La Apple Public Source License v2.0 (APSL) autorise l’utilisation, la modification et la redistribution du code d’Apple sous certaines conditions. Derrière ces termes techniques se jouent des enjeux concrets de propriété intellectuelle, de brevets et de stratégie commerciale. Comprendre son fonctionnement avant de l’adopter est donc essentiel pour tout utilisateur qui souhaite exploiter ou contribuer à des logiciels open source tout en préservant la valeur de ses actifs immatériels.
À qui s’adresse l’APSL ?
D’abord, l’APSL cible les entreprises et développeurs qui souhaitent s’appuyer sur des briques logicielles issues de macOS ou d’autres projets Apple tout en restant compatibles avec un modèle économique propriétaire. En effet, la licence est dite « copyleft faible ». Elle impose la publication du code source uniquement pour les fichiers dérivés directement du code Apple. Vous exploitez un composant couvert ? Vous devrez placer les modifications de ce fichier sous APSL et publier les sources lorsque le logiciel est mis à disposition « en production » (external deployment). En revanche, vos propres modules placés dans des fichiers séparés peuvent rester totalement propriétaires. Cette modularité attire les éditeurs qui veulent conjuguer open source et secret industriel.

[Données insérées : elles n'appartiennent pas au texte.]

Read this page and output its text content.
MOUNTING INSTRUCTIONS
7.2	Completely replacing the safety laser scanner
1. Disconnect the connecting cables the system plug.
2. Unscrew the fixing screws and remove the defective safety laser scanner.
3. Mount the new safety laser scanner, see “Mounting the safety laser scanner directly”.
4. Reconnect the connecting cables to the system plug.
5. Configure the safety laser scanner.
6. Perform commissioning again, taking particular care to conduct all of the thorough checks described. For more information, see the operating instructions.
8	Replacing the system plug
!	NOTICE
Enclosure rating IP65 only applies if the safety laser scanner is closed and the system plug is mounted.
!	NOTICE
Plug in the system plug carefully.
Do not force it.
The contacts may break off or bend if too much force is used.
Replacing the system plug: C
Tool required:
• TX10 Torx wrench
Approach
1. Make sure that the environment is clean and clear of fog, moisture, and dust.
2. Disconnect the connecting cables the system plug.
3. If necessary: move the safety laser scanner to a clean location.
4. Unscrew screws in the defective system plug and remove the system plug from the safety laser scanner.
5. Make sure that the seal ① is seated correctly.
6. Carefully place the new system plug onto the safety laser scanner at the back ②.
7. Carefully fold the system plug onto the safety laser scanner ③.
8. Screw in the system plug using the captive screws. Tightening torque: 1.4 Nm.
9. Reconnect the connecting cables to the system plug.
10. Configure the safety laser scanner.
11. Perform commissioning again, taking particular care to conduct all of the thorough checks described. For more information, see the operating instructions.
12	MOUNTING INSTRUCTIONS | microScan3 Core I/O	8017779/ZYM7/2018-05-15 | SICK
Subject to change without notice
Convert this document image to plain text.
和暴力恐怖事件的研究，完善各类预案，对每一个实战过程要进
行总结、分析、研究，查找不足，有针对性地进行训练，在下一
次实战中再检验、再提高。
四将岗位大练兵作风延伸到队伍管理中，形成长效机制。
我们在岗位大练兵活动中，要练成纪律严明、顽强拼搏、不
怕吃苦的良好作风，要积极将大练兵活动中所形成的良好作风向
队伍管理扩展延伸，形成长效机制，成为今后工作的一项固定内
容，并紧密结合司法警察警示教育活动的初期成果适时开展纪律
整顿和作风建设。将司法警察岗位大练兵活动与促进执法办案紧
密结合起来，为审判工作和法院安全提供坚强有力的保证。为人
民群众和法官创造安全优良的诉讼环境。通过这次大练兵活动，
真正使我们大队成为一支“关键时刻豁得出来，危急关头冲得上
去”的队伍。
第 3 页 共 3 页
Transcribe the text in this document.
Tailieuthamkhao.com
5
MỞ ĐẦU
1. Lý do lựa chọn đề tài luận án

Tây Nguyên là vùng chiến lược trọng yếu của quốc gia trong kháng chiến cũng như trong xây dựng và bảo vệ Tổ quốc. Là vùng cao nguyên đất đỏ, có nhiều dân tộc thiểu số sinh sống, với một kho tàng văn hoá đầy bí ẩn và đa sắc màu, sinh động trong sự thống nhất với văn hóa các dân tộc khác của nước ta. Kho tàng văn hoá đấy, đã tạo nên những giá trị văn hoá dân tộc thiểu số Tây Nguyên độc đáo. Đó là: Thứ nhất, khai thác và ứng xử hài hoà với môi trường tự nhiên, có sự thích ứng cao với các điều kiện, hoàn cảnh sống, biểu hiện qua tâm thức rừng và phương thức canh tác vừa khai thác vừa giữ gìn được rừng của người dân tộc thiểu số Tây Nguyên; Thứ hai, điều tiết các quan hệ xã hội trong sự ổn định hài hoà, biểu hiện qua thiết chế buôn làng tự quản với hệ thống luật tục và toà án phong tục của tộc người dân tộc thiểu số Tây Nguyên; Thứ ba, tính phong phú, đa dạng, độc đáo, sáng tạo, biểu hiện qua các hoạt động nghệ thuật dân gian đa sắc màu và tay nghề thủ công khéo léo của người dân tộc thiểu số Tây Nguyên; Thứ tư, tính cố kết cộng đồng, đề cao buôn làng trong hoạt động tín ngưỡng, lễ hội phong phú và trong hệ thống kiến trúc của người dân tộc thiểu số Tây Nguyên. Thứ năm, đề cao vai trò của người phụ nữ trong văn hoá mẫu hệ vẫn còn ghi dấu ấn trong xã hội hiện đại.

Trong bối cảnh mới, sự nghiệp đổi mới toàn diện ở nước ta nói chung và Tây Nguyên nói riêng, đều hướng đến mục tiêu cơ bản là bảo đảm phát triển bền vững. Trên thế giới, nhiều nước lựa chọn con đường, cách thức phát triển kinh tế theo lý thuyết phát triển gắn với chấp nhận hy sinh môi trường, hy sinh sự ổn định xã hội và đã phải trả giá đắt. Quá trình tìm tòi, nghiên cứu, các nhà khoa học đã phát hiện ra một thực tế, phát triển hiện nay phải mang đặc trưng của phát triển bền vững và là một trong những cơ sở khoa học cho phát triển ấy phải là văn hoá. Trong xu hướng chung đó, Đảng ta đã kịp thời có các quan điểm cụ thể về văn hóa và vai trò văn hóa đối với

Juridiquement, elle repose sur les articles L.122-6 et L.122-7 du Code de la propriété intellectuelle concernant le droit de reproduction et de représentation, et sur la faculté de concession de droits prévue à l’article L.131-3.
Toutefois, la licence prévoit que tout litige sera tranché par les tribunaux de l’État de Californie. Cette clause doit alerter les sociétés françaises non familiarisées avec la common law.
Comment fonctionne l’Apple Public Source License v2.0 : mécanique juridique et technique
Ensuite, le mécanisme repose sur un déclencheur précis. Dès qu’un utilisateur met en ligne ou livre à un tiers une application intégrant du code APSL, il réalise un « external deployment ». Cet acte active trois obligations cumulatives :
- fournir le code source modifié du ou des fichiers dérivés ;
- accorder une licence mondiale, gratuite et irrévocable sur ces modifications ;
- notifier clairement l’usage de l’APSL.
La licence contient également une clause de licence de brevets. Ainsi, chaque contributeur octroie automatiquement une licence sur ses brevets nécessaires pour exploiter la contribution, sécurisant l’utilisateur contre une action en contrefaçon (articles L.613-3 et L.613-8 du Code de la Propriété intellectuelle). En cas de non-respect, la suspension des droits est automatique, mais un délai de trente jours est prévu pour corriger la violation avant résiliation définitive — une souplesse appréciable.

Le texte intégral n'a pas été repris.